People of color are often so familiar with navigating white spaces that even when there’s a possibility of bringing more of ourselves into a room, we simply don’t know how. We’ve assimilated to white cultural conditioning, and that assimilation has become part of our identity. While this can help us “get ahead,” the compromise is that we forget what it feels like to be our whole selves.
–Yours Truly, Why People of Color Need Spaces Without White People
I’ve written something and a lot of people seem to like it. In fact, I’ve been a bit overwhelmed by the response. Since the publishing of this article I've been invited to be on two radio shows. I'm receiving emails of gratitude as well as emails about the trouble it's stirring in some communities.

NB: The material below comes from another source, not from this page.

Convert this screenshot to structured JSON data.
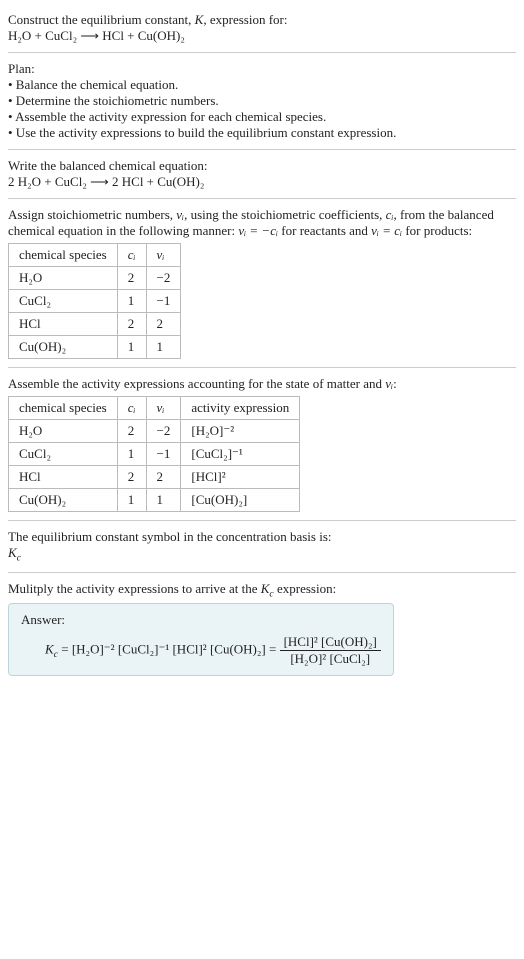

I've been called a truth teller and a racist. It's truly intriguing.
My experience of writing this piece was similar to my experience of writing anything. I observed something in my world and felt called to share it. I sent a draft off to my editors and they cleaned it up -- much love to my friend Gabe Dayley at The Arrow Journal, where this piece was originally published.
It’s an interesting thing to write something that gains attention. Yes, there is some excitement -- whoa 111 shares? -- but right behind that is fear. I feel the internal benchmark being set. How on earth will I continue to produce articles that generate this kind of response? What are people going to expect of me now? I'm taking lots of deep breaths with long sighs. I believe my work is not about getting somewhere or “becoming someone” but rather continuing to bring the fullness of who I already am into the world, supporting others to do the same and trusting that that's truly enough. I anticipate writing many more things. I suspect that sometimes they'll get shared and sometimes they will not. But putting something into the world and hearing crickets is only a failure if I solely value my work through other's eyes. What an interesting ride it is to be a writer -- one must truly be compelled to pursue such an unreliable craft. How often I’ve lamented I do not have a deep love for Excel spreadsheets and algebraic equations.
I believe this writing poured out simply because it was time for these things to be said. I'm a conduit. I opened myself up to being of service in this way and the universe said, great, here ya go.